The book outlines the growing feeling that there is a need to address the past for victims, and that not doing anything would make recurrence more likely. It further examines different reasons why a state might want to examine its past. The author discusses different transitional justice mechanisms and carefully distinguishes how truth commissions are unique. Hayner provides a very accessible account of why a country would opt to create a truth commission. She provides a balanced discussion on the healing power of truth. Our understanding on this point is hazy, as anecdotal evidence exists both for and against. However, she does agree with the view that an unaddressed past can fester.
Any discussion of truth commissions benefits from solid empirics. Unfortunately, we know very little about most of the approximately two dozen truth commissions that have been created thus far. Particularly for the many lesser-known commissions, this book is one of the few published sources of information on them. Hayner devotes attention to sixteen of these commissions, and gives a more extensive treatment of the five most prominent ones: Argentina, Chile, El Salvador, South Africa, and Guatemala.

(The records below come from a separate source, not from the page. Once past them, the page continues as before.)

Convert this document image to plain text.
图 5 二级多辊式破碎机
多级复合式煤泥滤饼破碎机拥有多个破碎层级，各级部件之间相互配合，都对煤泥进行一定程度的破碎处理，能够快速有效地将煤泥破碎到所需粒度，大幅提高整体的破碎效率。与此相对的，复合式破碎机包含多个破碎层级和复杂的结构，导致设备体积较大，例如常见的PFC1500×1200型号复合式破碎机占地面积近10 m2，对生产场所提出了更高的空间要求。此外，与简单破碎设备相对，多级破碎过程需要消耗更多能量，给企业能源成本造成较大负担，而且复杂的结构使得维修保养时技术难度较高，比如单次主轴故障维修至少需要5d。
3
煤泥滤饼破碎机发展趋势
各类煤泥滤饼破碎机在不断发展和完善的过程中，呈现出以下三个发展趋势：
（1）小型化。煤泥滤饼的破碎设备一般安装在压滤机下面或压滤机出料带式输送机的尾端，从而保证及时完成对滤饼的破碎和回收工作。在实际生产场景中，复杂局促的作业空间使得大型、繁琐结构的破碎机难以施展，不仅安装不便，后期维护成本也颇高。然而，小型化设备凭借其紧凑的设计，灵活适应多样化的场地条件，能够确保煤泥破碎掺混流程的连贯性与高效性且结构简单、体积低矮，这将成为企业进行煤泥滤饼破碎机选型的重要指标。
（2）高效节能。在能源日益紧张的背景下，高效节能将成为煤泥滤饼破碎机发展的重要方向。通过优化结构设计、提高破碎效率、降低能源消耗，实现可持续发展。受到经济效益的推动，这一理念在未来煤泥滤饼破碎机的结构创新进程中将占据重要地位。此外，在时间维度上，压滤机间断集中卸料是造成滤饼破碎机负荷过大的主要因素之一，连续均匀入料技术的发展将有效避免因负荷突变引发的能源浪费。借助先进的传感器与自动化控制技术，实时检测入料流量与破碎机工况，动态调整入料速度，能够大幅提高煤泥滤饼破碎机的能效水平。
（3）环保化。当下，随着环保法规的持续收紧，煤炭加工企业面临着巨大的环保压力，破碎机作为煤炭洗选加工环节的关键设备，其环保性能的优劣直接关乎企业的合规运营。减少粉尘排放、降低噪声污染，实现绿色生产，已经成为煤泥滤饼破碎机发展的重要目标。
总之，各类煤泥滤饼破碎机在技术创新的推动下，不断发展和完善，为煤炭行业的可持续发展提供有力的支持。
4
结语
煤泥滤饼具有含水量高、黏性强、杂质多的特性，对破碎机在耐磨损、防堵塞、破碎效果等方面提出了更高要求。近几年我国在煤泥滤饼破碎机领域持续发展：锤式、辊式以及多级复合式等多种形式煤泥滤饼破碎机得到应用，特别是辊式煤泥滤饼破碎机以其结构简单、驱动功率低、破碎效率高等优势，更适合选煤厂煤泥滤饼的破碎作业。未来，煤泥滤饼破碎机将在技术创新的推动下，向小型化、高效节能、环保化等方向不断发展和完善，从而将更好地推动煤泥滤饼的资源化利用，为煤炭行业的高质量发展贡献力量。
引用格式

With these many examples on the table, Hayner examines important points of variation. She discusses factors that shape the 'truth' produced, namely the nature of the mandate, time and resource constraints. There is also attention to the opportunities and constraints created by the use of sophisticated databases. A look inside commissions reveals potential pitfalls related to sponsorship, management, methodology, and timing. She argues that a mixed domestic-international commission is the most effective. Extensive discussion covers the question of whether commissions should name the accused, a controversial point given that truth commissions do not have the protections of rights of the accused that trials typically do. Challenges also exist in obtaining information. In many circumstances, connections to civil society can prove crucial for finding evidence and spreading their message. As examples illustrate, however, this relationship is not always smooth.
There is also an oft-asserted claim that there is a trade-off between achieving truth and justice. Hayner examines this contention and concludes that in a number of cases truth commissions proved supportive of later prosecution, despite the frequent offer of amnesty. What is more, in most circumstances, prosecution is not available. In fact, she argues, truth commissions and trials serve different purposes, so cannot be seen as alternatives to each other. She concludes that truth commissions can prove supportive of achieving justice. A chapter also suggests how such bodies would interact with the new International Criminal Court.
Truth commissions are ultimately forward-looking and so an important dimension is how they can shape the new era. Hayner discusses the potential for reconciliation, an often mentioned but poorly defined term. She argues that truth commissions can contribute to national reconciliation, but not on the individual level. Given their lack of power, one key means of influence is through setting the agenda through issuing recommendations in their final report. These recommendations are intended to prevent a recurrence of past abuses. While a systematic review of the implementation record of truth commissions is lacking, Hayner contends it has not been very good. Reparations have also often proved a significant part of transitional justice and there is discussion of the ways in which truth-seeking is connected to reparations.
Hayner is careful to caution not only against expecting too much of truth commissions, but also to be wary of pressuring states to create them. Rather, societal wishes should be respected (although it is not always clear how one might determine this). Extensive discussion of Mozambique and Cambodia are used to illustrate examples where domestic consensus to leave the past alone should not be challenged by the international community.
The conduct of truth commissions is ever-evolving as Hayner frequently emphasizes. Some half-dozen commissions have been created since the book's publication. They are increasingly being used in conjunction with trials, for example. It is unlikely, however, that this will result in the book being quickly obsolete. Despite evolving practice, the themes and issues have continued relevance.